Luke 22:14-18 give a glimpse into Christ's heart as He partook, for the last time, of the Passover. He discloses His earnest desire for that last hour of calm before He went out to face the storm, and reveals His vision of the future feast in the perfect kingdom. That desire touchingly shows His brotherhood in all our shrinking from parting with dear ones, and in our treasuring of the last sweet, sad moments of being together. That was a true human heart, fashioned alike' with ours, which longed and planned for one quiet hour before the end, and found some bracing for Gethsemane and Calvary in the sanctities of the Upper Room. But the desire was not for Himself only. He wished to partake of that Passover, and then to transform it for ever, and to leave the new rite to His servants.
Our Lord evidently ate of the Passover; for we cannot suppose that His words in Luke 22:15 relate to an ungratified wish, but, as evidently, that eating was finished before He spoke. We shall best conceive the course of events if we suppose that the earlier stages of the paschal ceremonial were duly attended to, and that the Lord's Supper was instituted in connection with its later parts. We need not discuss what was the exact stage at which our Lord spoke and acted as in Luke 22:15-17. It is sufficient to note that in them He gives what He does not taste, and that in giving, His thoughts travel beyond all the sorrow and death to reunion and perfected festal joys. These anticipations solaced His heart in that supreme hour. For the joy that was set before Him' He endured the Cross,' and this was the crown of His joy, that all His friends should share it with Him, and sit at His table in His kingdom.

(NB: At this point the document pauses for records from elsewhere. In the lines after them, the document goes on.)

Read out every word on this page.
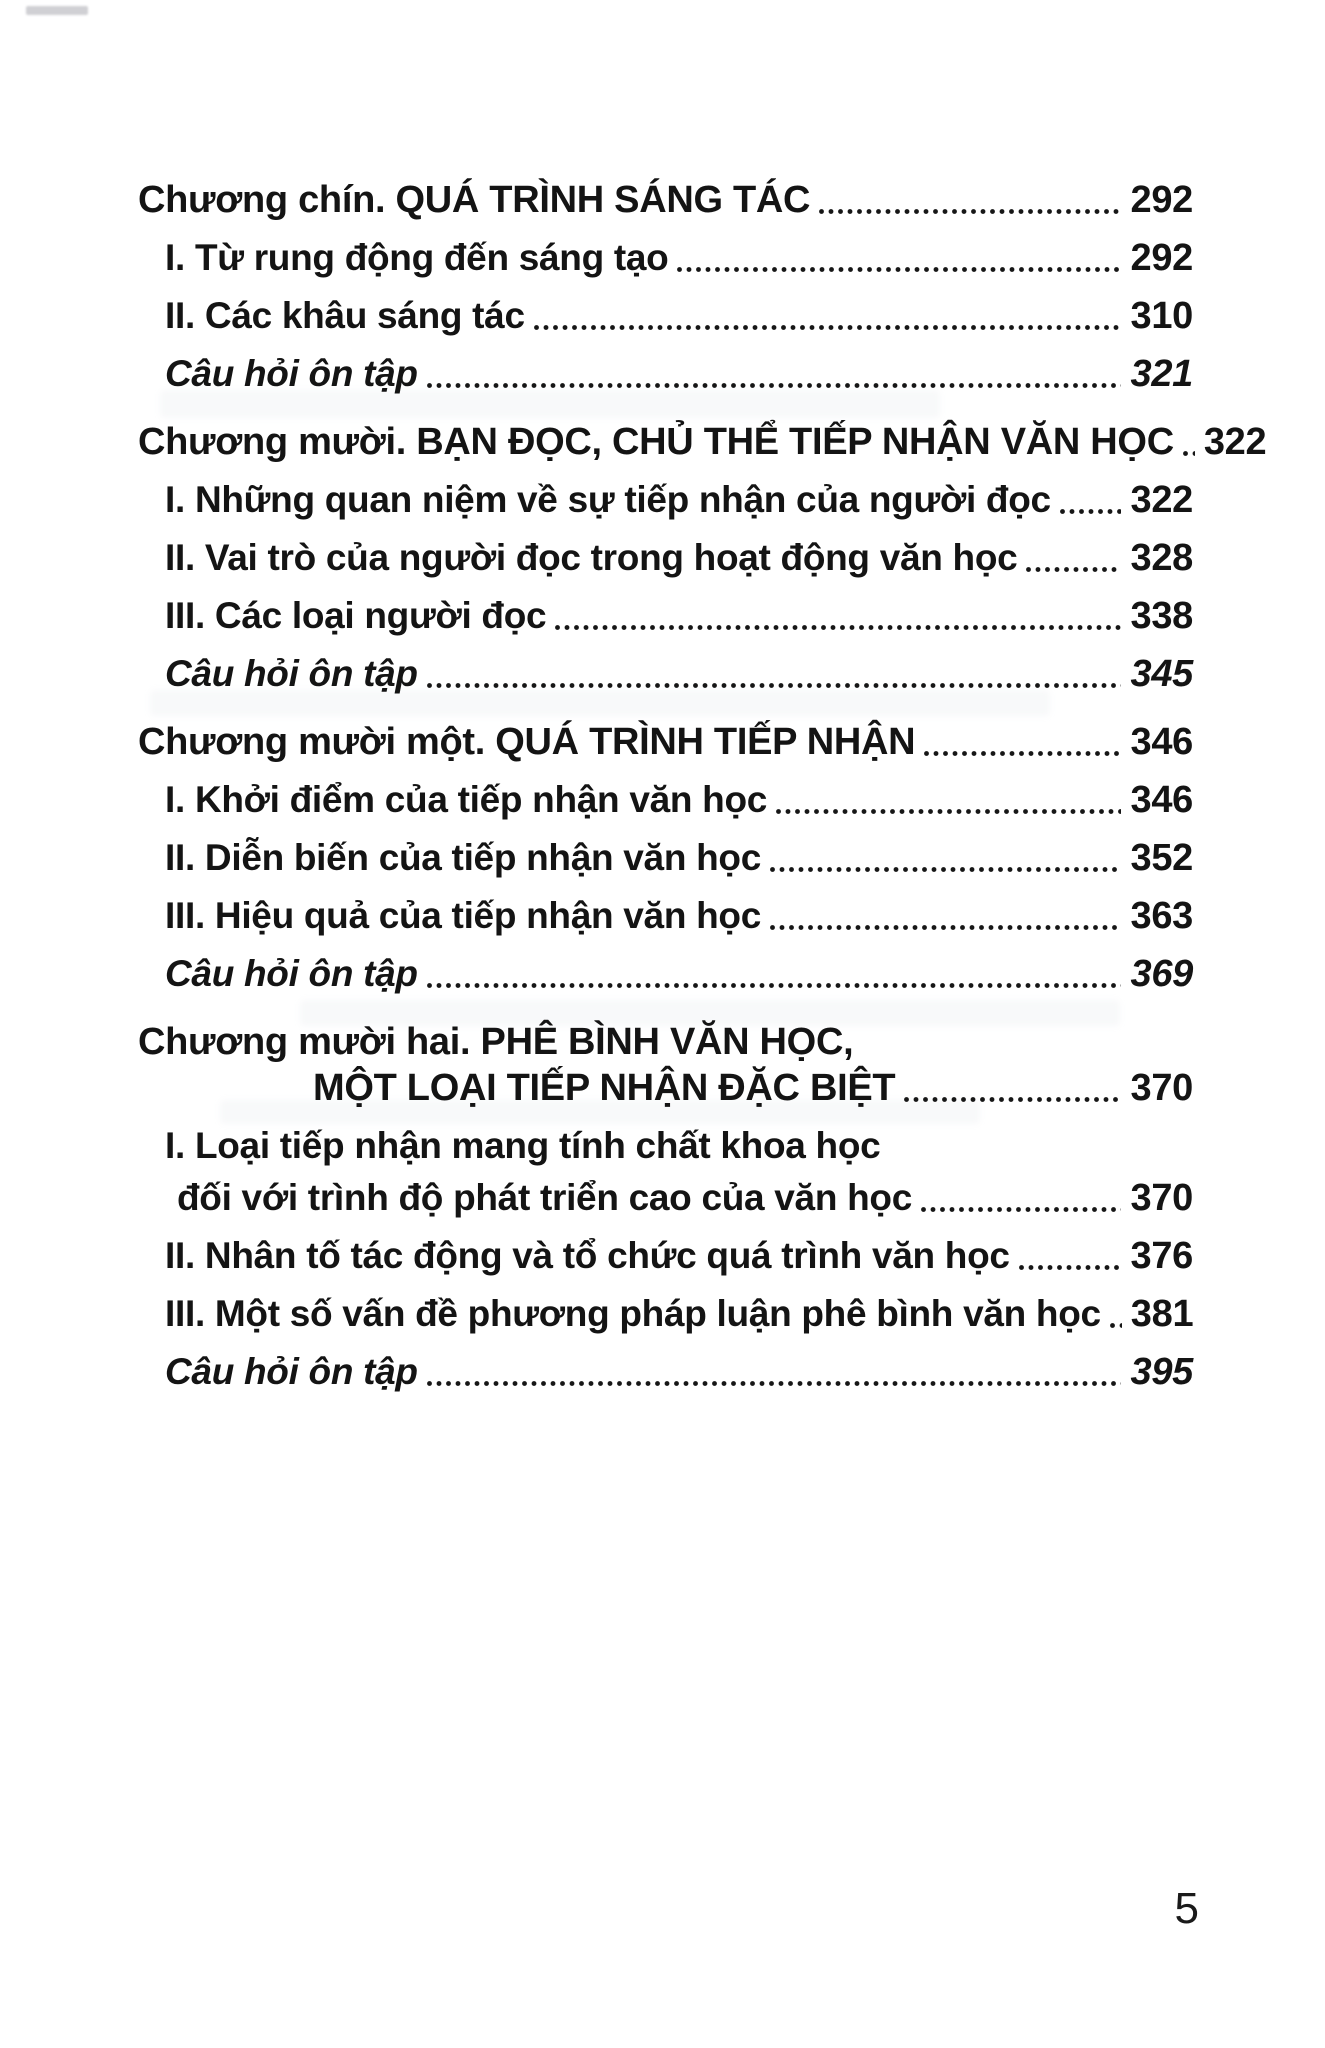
Chương chín. QUÁ TRÌNH SÁNG TÁC	292
I. Từ rung động đến sáng tạo	292
II. Các khâu sáng tác	310
Câu hỏi ôn tập	321
Chương mười. BẠN ĐỌC, CHỦ THỂ TIẾP NHẬN VĂN HỌC 322
I. Những quan niệm về sự tiếp nhận của người đọc 322
II. Vai trò của người đọc trong hoạt động văn học	328
III. Các loại người đọc	338
Câu hỏi ôn tập	345
Chương mười một. QUÁ TRÌNH TIẾP NHẬN	346
I. Khởi điểm của tiếp nhận văn học	346
II. Diễn biến của tiếp nhận văn học	352
III. Hiệu quả của tiếp nhận văn học	363
Câu hỏi ôn tập	369
Chương mười hai. PHÊ BÌNH VĂN HỌC,
MỘT LOẠI TIẾP NHẬN ĐẶC BIỆT	370
I. Loại tiếp nhận mang tính chất khoa học
đối với trình độ phát triển cao của văn học	370
II. Nhân tố tác động và tổ chức quá trình văn học	376
III. Một số vấn đề phương pháp luận phê bình văn học 381
Câu hỏi ôn tập	395
5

The prophetic aspect of the Lord's Supper should never be left out of view. It is at once a feast of memory and of hope, and is also a symbol for the present, inasmuch as it represents the conditions of spiritual life as being participation in the body and blood of Christ. This is where Paul learned his till He come'; and that hope which filled the Saviour's heart should ever fill ours when we remember His death.